1960 novel written by Charles Eric Maine

Calculated Risk is a 1960 science fiction novel – specifically, a time travel story – by Charles Eric Maine. It was first published in the U. K. by Hodder & Stoughton; a paperback version by Corgi Books appeared in 1962.

The novel explores themes of personal moral responsibility, and in particular the responsibility of scientists to prevent abuse of the results of their research. It uses the device of "psychological time travel" whereby a person's mind could be sent across time and take over the brain and body of another person living in that time – similar to the device in Maine's earlier and better-known "Timeliner".

==Synopsis==
Phil Calland is a brilliant scientist working in a bleak dystopian 24th Century Britain. In a recent nuclear war, London was left largely in radioactive ruins, survivors living huddled in miserable huts. Britain – like other nations worldwide – is ruled by a harsh military dictatorship. Resumption of nuclear warfare seems just a matter of time, and humanity might not survive the second round.

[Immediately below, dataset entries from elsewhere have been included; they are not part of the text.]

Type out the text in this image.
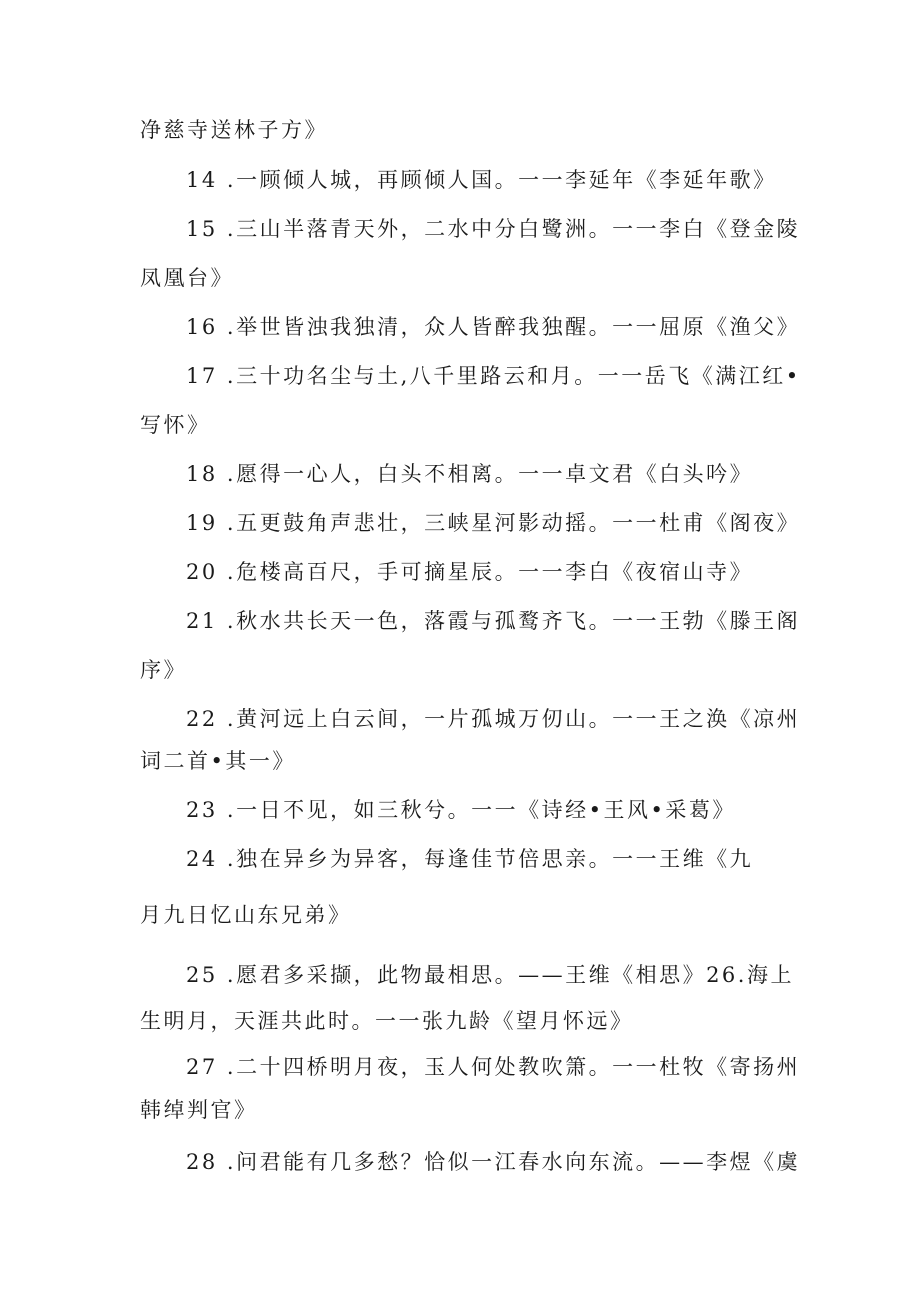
净慈寺送林子方》
14 .一顾倾人城，再顾倾人国。一一李延年《李延年歌》
15 .三山半落青天外，二水中分白鹭洲。一一李白《登金陵
凤凰台》
16 .举世皆浊我独清，众人皆醉我独醒。一一屈原《渔父》
17 .三十功名尘与土,八千里路云和月。一一岳飞《满江红•
写怀》
18 .愿得一心人，白头不相离。一一卓文君《白头吟》
19 .五更鼓角声悲壮，三峡星河影动摇。一一杜甫《阁夜》
20 .危楼高百尺，手可摘星辰。一一李白《夜宿山寺》
21 .秋水共长天一色，落霞与孤鹜齐飞。一一王勃《滕王阁
序》
22 .黄河远上白云间，一片孤城万仞山。一一王之涣《凉州
词二首•其一》
23 .一日不见，如三秋兮。一一《诗经•王风•采葛》
24 .独在异乡为异客，每逢佳节倍思亲。一一王维《九
月九日忆山东兄弟》
25 .愿君多采撷，此物最相思。——王维《相思》26.海上
生明月，天涯共此时。一一张九龄《望月怀远》
27 .二十四桥明月夜，玉人何处教吹箫。一一杜牧《寄扬州
韩绰判官》
28 .问君能有几多愁？恰似一江春水向东流。——李煜《虞
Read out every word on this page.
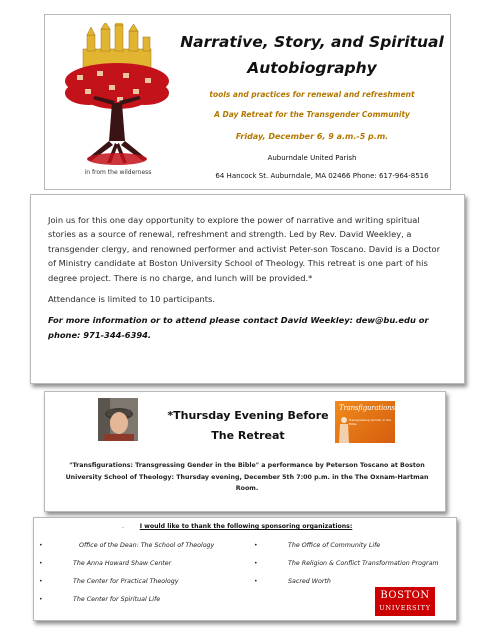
in from the wilderness
Narrative, Story, and Spiritual
Autobiography
tools and practices for renewal and refreshment
A Day Retreat for the Transgender Community
Friday, December 6, 9 a.m.-5 p.m.
Auburndale United Parish
64 Hancock St. Auburndale, MA 02466 Phone: 617-964-8516

Join us for this one day opportunity to explore the power of narrative and writing spiritual stories as a source of renewal, refreshment and strength. Led by Rev. David Weekley, a transgender clergy, and renowned performer and activist Peter-son Toscano. David is a Doctor of Ministry candidate at Boston University School of Theology. This retreat is one part of his degree project. There is no charge, and lunch will be provided.*

Attendance is limited to 10 participants.

For more information or to attend please contact David Weekley: dew@bu.edu or phone: 971-344-6394.

*Thursday Evening Before
The Retreat
Transfigurations
Transgressing Gender in the Bible
"Transfigurations: Transgressing Gender in the Bible" a performance by Peterson Toscano at Boston University School of Theology: Thursday evening, December 5th 7:00 p.m. in the The Oxnam-Hartman Room.
.	I would like to thank the following sponsoring organizations:
•	Office of the Dean: The School of Theology
•	The Anna Howard Shaw Center
•	The Center for Practical Theology
•	The Center for Spiritual Life
•	The Office of Community Life
•	The Religion & Conflict Transformation Program
•	Sacred Worth
BOSTON
UNIVERSITY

Under such circumstances, Calland seeks the only available escape for himself and his girlfriend Kay – an escape backwards, four hundred years into the past. Their 24th-century bodies would die, but they would have new bodies in the less harsh environment of mid-20th Century Britain, and could start new lives there. Considering the alternative, the inherent "calculated risk" seems well worth taking.

Desperate to escape, and born of a harsh and ruthless time, Calland does not pause to consider the moral implications of his plan involving the destruction of the original personalities inhabiting two 20th-century brains and bodies – in effect, a double murder.

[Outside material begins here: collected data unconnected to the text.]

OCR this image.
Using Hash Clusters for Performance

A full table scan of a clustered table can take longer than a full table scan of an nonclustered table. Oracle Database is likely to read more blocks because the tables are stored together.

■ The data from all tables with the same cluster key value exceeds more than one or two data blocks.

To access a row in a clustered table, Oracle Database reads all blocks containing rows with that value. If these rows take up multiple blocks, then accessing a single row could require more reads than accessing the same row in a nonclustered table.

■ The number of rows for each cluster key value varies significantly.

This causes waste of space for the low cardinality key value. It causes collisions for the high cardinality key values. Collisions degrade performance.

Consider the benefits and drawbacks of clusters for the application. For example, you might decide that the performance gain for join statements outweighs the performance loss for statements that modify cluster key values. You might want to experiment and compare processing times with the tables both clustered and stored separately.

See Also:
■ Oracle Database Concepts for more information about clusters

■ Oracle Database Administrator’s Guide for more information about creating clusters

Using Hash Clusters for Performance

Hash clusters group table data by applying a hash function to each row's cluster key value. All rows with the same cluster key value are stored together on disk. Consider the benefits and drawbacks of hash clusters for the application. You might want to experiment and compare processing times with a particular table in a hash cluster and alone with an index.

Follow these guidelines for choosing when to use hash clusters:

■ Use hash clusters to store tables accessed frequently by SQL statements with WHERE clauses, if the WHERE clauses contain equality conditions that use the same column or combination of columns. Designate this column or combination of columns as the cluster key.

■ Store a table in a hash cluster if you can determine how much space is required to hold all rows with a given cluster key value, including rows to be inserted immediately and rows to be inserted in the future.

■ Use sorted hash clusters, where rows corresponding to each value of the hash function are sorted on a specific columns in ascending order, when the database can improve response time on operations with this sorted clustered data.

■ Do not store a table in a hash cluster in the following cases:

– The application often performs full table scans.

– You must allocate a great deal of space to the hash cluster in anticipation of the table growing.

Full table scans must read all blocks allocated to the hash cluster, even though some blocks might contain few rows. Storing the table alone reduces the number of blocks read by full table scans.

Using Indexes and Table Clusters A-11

Calland's equipment works as intended, he and Kay are sent back to the 20th century, and into bodies of the correct gender. Calland finds himself in the body of a successful young man, with an attractive fiancée which he is soon to marry. But going to the rendezvous with Kay at Trafalgar Square, he is shocked to discover the flaw in his plan – Kay's personality had been displaced into the body of an old, ill woman.

Thereupon, Calland seeks to remedy things by an even more ruthless plan – to rebuild his mind-transferring machine and use it to transfer Kay's mind into the body of his 20th-century fiancée, caring nothing about killing her in the process. But his second calculated risk goes completely wrong, with the total ruin of all that he and Kay tried to achieve.

Meanwhile, back in the 24th century Calland's invention falls into the hands of the military regime, and the generals soon realize its military potential and plan a full scale "time invasion" of the 20th century. It falls to another scientist, with a higher moral sense, to stop them at the price of great personal sacrifice.